As containers mature, new start-ups fill out the ecosystem
26 April 2017 | 0
First, the venture funding came for Docker—seven rounds at last count, with the last in 2015. Now more of that money is arriving to support the world containers have built.
Currently, container security outfit Twistlock announced it has secured $17 million (€15.6 million) in Series B funding, much of it from Polaris Partners, investors in code-analysis service Veracode. That is $1 million (€916,200) less than Docker’s last D round, and Twistlock’s first round of fundraising netted $10 million (€9.16 million) last July, which is nearly as much as Docker’s own Series A in 2011.
This is not an aberration, as the container ecosystem has sprouted many start-ups already onto their second, third, and fourth rounds of funding. Most of them focus on supporting areas like security (as in Twistlock’s case), storage, data services, and monitoring.
Consider some other examples. Portworx raised $20 million (€18.33 million) in its Series B earlier this month. The company addresses a common container issue: deploying stateful data with a containerised app so that it works with the scheduling mechanisms used to run containers, and in either on-premises or cloud-native environments.
Datadog, which provides systems monitoring for container-based environments, did its D round in January to the tune of a whopping $94.5 million (€86.6 million). Datadog’s bigger numbers may be due to it being a general IT monitoring outfit, but it has put containers front and centre in its product line-up. It stands out by offering a monitoring solution that’s highly granular, has alerting functionality built in, and is easy to deploy.
Diamanti ($18 million (€16.5 million) in series B in Feburary), created by ex-Cisco folks, is also aimed at “[solving] network and storage challenges in Linux containerised environments.” the company provides a PCIe appliance, an add-on for existing servers, that provisions storage and networking I/O on demand to containers. It’s reminiscent of the approach HP Enterprise used for its Synergy servers, where the underlying hardware is managed by APIs to compose infrastructure to suit a given scenario.
Hedvig ($21.5 million (€19.7 million), series C, in March) provides software-defined storage pools by ganging together multiple kinds of storage into a single system that provides file, block, and object interfaces. It originally focused on “classic” virtualised environments like VMs, but containers are now part of the picture too, and its storage proxy service can be deployed as a VM or a container.
Also worth mentioning is Heptio, founded by ex-Googlers Joe Beda and Craig McLuckie “to support and advance the open Kubernetes ecosystem.” It’s on Series A ($8.5 million (€7.8 million), from last November), but any start-up focused on the explosively popular container orchestration system is worth keeping an eye on.
Widen the time frame to include last year, and many other container-focused companies enter the picture: container-based Linux distro creators Rancher Labs ($20 million (€18.3 million) series B, May 2016) and CoreOS ($30 million (€27.5 million) series B, May 2016); container networking and application-fabric mavens Weaveworks ($15 million (€13.8 million) series B, May 2016); the list goes on.
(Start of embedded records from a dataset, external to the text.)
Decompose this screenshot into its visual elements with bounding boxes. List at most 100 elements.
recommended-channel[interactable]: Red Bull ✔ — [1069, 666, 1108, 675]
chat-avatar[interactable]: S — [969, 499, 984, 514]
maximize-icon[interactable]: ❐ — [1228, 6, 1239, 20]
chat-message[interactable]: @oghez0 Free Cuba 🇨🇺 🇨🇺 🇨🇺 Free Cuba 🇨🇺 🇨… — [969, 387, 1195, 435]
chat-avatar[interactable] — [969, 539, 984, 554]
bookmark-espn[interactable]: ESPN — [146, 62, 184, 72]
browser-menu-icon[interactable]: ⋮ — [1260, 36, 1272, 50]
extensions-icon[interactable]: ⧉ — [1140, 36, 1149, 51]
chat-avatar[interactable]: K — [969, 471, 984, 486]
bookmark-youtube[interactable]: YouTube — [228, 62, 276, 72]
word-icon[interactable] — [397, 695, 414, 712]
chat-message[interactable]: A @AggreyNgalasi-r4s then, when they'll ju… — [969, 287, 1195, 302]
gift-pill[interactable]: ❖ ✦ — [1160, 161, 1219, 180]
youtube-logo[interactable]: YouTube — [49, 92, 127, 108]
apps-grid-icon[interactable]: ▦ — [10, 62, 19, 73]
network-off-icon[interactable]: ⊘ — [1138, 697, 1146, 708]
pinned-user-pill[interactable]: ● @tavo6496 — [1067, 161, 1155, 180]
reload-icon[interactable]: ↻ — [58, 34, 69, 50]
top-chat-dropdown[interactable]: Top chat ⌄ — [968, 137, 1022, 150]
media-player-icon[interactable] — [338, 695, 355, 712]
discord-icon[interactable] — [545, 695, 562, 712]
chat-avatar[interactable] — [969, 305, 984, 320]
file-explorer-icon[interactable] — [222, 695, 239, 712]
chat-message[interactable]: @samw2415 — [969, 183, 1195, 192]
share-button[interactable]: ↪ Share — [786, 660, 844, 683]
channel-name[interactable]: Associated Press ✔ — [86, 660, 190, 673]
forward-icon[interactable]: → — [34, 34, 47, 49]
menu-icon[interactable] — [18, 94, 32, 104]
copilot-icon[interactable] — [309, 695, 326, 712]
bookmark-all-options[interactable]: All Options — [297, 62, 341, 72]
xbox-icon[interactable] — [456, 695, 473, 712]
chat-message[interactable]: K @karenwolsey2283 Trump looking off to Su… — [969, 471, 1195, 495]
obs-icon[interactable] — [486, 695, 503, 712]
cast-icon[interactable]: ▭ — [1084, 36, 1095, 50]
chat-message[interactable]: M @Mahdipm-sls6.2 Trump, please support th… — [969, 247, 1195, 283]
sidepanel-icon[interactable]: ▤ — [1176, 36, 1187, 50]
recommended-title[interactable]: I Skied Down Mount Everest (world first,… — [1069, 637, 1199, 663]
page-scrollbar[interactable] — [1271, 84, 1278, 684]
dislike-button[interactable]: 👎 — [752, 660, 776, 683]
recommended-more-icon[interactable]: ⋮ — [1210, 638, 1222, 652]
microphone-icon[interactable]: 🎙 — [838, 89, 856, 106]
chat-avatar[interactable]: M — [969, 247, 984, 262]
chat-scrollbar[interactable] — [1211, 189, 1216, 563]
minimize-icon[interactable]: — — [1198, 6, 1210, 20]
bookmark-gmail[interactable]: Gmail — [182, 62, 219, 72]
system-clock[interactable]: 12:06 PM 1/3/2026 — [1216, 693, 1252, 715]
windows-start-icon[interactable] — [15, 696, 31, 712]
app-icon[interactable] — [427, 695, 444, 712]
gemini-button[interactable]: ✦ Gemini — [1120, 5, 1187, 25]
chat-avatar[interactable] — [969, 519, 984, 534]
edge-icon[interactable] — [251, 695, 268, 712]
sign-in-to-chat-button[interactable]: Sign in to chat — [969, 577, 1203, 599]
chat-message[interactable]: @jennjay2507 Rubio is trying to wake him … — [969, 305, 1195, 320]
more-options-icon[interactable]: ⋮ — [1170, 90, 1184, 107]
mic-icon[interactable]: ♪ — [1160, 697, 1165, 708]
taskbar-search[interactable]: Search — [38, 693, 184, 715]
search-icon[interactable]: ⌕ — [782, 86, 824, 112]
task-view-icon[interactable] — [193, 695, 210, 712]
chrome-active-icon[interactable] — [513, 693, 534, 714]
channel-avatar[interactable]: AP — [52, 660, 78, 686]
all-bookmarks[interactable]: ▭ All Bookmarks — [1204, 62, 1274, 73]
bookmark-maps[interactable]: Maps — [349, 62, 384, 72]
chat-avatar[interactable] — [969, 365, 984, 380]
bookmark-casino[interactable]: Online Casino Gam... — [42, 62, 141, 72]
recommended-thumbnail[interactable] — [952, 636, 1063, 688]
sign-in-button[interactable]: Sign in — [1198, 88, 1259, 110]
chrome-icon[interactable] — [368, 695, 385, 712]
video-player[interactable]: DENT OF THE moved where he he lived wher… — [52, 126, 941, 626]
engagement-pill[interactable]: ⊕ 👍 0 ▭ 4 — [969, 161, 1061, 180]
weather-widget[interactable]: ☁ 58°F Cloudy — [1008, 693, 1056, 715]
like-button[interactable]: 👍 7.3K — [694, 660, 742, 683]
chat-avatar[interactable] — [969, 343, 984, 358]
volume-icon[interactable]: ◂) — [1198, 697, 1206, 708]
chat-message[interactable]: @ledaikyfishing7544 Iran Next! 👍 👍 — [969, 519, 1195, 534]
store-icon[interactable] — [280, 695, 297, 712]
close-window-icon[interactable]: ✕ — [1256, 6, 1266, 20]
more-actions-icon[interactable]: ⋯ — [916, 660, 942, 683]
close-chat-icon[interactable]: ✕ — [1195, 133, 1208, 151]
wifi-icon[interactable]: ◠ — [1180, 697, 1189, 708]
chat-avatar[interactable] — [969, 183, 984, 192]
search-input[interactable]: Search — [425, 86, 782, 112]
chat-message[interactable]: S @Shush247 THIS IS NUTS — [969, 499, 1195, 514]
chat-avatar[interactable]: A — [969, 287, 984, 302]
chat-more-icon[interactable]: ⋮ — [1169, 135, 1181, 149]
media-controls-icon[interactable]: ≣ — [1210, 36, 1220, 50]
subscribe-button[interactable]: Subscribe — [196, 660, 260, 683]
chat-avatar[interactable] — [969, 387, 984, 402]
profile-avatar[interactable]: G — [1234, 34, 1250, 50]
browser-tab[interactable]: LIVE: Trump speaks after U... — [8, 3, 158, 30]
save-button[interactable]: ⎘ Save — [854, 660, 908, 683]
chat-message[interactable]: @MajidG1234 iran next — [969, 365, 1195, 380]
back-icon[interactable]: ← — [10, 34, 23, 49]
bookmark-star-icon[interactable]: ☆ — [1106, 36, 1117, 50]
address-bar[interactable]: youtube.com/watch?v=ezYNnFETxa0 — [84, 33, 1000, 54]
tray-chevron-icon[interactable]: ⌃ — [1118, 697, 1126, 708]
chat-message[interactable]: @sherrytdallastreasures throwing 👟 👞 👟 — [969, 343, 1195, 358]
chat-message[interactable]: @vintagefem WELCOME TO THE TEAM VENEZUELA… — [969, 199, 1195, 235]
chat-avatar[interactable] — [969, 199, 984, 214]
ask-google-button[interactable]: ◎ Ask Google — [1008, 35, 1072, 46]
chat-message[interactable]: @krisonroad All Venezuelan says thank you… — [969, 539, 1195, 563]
But the chief focus, again, is on solving problems that remain persistent issues with containers. These are issues that do not lend themselves to solutions native to any given container platform; they’re larger, more systematic difficulties that demand more systematic responses.
It will be interesting to see how much territory any one start-up can stake out once it hits profitability. Enterprise-targeted start-ups are far likelier to reach a sustainable level than more mainstream flash-in-the-pans, but it’s still unclear how much room there will be for multiple competing solutions to the same problems, even in the vibrant and rapidly expanding world of containers.